Ring LWE schemes are relatively simple on a computation level -- the large majority of time is spent doing vector multiplication (another significant portion is sampling the error distribution). This is ideal for parallelization. So typically, RLWE implemented using the AVX2 instruction sets are significantly faster (for example, see a 3x speed improvement for one popular RLWE scheme: New Hope). I'm not sure on the ubiquity of AVX2 instructions on mobile devices, perhaps someone else can chime in.

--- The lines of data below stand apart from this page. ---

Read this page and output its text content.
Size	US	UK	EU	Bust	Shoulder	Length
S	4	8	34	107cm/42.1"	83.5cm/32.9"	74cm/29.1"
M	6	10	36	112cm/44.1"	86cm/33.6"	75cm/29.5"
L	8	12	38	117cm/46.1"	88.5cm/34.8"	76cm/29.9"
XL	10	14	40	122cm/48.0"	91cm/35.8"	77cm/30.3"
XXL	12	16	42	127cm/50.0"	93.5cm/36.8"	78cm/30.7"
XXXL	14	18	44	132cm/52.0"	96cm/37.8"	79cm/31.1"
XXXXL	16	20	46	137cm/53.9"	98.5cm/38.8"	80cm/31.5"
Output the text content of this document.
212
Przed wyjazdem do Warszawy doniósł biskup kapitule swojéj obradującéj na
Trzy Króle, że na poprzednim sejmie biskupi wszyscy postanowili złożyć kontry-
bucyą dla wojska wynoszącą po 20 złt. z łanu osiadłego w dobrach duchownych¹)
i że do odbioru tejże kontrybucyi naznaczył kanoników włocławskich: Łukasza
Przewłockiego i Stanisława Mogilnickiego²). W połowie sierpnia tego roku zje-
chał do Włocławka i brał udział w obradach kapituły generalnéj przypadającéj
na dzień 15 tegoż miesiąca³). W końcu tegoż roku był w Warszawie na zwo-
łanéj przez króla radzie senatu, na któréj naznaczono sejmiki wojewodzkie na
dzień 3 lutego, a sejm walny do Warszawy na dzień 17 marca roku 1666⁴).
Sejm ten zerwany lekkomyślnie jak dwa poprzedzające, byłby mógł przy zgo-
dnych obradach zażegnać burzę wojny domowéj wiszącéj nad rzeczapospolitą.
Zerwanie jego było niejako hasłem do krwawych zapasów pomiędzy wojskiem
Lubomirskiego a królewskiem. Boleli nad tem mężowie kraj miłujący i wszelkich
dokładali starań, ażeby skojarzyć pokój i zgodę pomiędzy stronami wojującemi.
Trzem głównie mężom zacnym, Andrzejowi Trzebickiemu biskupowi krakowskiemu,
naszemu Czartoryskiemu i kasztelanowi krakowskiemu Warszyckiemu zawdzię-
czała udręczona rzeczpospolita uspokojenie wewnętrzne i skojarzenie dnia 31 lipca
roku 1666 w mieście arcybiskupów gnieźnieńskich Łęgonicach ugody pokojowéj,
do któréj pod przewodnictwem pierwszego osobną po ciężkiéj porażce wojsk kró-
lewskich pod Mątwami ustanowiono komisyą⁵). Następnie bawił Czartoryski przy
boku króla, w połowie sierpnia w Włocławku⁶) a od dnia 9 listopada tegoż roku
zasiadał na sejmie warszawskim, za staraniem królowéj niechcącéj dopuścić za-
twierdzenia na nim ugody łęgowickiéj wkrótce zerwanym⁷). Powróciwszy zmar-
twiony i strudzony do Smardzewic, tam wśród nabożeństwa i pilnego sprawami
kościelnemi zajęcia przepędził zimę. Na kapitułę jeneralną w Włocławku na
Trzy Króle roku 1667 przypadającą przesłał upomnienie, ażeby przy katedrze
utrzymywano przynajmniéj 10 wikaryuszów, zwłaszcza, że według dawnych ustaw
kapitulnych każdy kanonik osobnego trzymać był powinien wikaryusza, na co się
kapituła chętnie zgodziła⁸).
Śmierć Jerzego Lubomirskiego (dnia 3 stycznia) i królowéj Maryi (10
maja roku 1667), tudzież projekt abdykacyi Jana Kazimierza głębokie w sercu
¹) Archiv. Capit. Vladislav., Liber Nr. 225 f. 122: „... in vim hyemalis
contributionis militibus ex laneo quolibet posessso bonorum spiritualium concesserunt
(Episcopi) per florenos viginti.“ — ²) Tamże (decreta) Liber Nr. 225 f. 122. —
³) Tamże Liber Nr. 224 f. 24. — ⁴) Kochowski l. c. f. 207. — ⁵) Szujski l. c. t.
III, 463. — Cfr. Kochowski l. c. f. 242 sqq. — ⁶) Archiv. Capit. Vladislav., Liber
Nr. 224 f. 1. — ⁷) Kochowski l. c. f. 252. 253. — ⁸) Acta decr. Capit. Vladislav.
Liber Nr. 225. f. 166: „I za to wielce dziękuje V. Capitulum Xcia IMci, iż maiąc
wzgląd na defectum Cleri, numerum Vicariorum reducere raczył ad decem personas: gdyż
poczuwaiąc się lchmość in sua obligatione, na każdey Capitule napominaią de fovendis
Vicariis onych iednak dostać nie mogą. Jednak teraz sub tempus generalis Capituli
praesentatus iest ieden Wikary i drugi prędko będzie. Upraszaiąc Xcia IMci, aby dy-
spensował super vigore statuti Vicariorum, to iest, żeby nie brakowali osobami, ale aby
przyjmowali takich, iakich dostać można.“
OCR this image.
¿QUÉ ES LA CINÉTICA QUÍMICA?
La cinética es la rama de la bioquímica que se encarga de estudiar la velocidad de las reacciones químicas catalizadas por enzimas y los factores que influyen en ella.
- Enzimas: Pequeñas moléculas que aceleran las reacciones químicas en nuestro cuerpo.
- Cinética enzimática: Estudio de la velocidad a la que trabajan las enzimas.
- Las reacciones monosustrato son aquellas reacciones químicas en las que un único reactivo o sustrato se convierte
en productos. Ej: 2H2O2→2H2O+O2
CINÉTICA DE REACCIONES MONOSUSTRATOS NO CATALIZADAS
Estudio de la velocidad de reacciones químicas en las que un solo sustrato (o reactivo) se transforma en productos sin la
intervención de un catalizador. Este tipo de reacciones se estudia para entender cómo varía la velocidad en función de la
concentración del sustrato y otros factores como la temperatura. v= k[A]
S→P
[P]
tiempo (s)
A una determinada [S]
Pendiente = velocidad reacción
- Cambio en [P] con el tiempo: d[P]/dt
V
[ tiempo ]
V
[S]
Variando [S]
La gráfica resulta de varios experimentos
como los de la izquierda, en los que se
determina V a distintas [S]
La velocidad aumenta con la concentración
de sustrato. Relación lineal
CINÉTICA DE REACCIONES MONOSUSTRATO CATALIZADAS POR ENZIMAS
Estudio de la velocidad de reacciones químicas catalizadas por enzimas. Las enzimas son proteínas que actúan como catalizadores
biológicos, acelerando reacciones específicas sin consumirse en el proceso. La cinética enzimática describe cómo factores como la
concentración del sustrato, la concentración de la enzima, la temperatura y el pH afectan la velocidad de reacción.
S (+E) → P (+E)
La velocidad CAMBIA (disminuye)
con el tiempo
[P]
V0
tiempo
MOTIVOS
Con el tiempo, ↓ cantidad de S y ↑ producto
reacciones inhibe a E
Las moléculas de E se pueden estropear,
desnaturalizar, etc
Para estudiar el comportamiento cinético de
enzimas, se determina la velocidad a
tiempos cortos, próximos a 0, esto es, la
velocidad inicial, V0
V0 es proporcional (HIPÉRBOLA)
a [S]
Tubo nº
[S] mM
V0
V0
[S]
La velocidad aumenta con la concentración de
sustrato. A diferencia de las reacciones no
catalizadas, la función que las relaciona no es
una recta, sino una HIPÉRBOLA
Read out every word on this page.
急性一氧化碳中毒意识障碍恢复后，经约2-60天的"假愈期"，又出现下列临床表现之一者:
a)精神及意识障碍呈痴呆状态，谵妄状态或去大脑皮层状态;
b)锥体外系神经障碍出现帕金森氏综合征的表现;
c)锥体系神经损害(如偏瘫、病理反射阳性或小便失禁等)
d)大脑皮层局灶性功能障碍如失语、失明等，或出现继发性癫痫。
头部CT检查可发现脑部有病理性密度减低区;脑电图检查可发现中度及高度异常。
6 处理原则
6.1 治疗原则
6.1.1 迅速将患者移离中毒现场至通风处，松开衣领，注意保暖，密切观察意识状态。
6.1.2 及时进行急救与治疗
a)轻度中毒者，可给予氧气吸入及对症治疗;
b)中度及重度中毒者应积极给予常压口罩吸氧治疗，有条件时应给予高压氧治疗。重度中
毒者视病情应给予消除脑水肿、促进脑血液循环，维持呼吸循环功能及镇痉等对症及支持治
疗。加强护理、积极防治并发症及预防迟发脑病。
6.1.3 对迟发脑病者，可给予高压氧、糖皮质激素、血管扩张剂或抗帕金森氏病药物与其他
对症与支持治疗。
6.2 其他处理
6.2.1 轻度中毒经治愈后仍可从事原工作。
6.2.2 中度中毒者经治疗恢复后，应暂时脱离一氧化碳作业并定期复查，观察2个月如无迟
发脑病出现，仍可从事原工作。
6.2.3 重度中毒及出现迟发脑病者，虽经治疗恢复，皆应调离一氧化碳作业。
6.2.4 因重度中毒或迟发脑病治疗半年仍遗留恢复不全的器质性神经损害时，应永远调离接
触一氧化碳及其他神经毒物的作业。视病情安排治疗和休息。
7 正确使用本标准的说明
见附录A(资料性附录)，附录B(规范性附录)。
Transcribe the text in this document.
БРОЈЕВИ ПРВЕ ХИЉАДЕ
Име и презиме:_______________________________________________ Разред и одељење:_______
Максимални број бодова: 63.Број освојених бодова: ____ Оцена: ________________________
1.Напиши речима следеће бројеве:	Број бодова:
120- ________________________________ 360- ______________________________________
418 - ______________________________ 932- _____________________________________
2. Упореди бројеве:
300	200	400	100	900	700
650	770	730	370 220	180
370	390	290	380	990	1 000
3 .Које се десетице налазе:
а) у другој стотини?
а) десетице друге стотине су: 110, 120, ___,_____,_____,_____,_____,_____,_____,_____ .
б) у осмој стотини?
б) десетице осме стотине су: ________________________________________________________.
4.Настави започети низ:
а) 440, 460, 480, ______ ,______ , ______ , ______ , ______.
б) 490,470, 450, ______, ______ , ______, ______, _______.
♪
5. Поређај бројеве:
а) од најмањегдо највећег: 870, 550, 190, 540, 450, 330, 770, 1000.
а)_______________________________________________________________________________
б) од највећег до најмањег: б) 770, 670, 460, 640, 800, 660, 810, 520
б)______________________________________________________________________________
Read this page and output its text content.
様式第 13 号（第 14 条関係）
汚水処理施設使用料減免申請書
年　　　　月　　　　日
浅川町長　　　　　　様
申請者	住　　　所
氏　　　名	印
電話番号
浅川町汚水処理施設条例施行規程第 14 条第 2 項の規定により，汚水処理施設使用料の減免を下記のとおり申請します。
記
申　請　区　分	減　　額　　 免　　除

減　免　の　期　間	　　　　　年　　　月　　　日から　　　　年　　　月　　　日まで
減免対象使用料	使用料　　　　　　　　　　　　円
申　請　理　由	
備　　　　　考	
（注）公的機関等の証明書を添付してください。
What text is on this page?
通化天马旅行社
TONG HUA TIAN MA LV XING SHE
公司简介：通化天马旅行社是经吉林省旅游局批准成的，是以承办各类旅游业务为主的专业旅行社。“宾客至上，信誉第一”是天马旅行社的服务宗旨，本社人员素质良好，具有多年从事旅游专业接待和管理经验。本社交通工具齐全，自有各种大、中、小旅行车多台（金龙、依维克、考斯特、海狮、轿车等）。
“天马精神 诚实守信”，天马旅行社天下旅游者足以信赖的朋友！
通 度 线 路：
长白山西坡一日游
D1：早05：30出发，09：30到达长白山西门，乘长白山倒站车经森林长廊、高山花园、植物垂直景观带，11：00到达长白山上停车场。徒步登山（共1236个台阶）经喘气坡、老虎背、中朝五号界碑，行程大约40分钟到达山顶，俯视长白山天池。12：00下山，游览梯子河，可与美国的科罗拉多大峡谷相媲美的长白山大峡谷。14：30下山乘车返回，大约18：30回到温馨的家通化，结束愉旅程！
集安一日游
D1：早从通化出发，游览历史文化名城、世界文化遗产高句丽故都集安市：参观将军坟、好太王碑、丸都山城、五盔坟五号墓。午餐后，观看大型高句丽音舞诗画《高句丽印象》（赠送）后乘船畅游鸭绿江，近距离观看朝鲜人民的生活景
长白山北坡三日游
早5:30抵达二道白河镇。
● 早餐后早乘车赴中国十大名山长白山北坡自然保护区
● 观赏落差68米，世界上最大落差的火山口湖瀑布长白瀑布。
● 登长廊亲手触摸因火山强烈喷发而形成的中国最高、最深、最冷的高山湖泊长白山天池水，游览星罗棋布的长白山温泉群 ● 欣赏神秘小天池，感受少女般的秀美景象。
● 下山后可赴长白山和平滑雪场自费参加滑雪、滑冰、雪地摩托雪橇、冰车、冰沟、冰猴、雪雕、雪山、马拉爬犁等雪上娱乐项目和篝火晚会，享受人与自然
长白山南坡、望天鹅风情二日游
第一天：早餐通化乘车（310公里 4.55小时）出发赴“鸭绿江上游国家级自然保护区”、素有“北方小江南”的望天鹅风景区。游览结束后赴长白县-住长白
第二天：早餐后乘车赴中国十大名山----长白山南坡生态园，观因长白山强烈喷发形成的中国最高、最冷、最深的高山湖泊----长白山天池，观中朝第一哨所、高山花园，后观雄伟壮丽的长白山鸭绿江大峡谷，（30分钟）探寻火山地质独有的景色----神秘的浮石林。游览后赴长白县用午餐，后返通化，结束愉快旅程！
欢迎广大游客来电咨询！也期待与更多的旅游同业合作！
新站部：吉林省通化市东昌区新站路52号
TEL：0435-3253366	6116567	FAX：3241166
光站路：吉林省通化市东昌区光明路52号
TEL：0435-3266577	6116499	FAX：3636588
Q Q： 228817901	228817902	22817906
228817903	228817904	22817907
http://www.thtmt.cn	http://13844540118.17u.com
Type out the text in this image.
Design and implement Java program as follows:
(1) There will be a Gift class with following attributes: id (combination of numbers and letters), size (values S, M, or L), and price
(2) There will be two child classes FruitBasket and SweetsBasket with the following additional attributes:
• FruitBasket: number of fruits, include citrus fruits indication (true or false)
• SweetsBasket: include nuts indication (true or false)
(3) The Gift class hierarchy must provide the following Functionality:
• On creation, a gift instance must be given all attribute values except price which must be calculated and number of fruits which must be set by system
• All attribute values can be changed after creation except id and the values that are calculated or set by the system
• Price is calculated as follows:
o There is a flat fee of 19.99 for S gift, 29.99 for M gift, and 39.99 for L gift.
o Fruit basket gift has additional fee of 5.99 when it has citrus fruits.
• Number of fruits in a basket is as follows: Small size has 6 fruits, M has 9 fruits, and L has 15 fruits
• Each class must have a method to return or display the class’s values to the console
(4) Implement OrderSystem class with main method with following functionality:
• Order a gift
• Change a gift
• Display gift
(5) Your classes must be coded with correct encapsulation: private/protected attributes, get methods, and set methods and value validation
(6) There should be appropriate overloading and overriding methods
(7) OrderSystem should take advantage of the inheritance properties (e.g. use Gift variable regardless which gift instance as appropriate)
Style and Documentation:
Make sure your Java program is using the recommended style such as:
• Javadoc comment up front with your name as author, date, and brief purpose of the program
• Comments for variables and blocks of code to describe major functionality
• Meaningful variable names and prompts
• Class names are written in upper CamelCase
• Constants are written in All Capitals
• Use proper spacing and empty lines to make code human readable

That said, RLWE just isn't very computationally expensive in general. The paper above mentions that in terms of performance, the AVX2 implementation is in "the same ballpark" as state of the art ECDH implementations that use Curve25519 (which is one of the fastest ECC curves). I couldn't immediately find benchmarks comparing the two, and I don't know how to quantify "the same ballpark", but I've never heard anyone complain that RLWE is too costly performance-wise. So I don't think that the mobile CPU is the bottleneck.
Concerning RLWE, people do complain about the bandwidth of the key exchange. Even the best RLWE schemes still require much more data transfer (see the nice chart in the Frodo paper), which can significantly increase latency for poor connections. This appears to be corroborated by the results of Google's post-quantum TLS experiment, CECPQ1.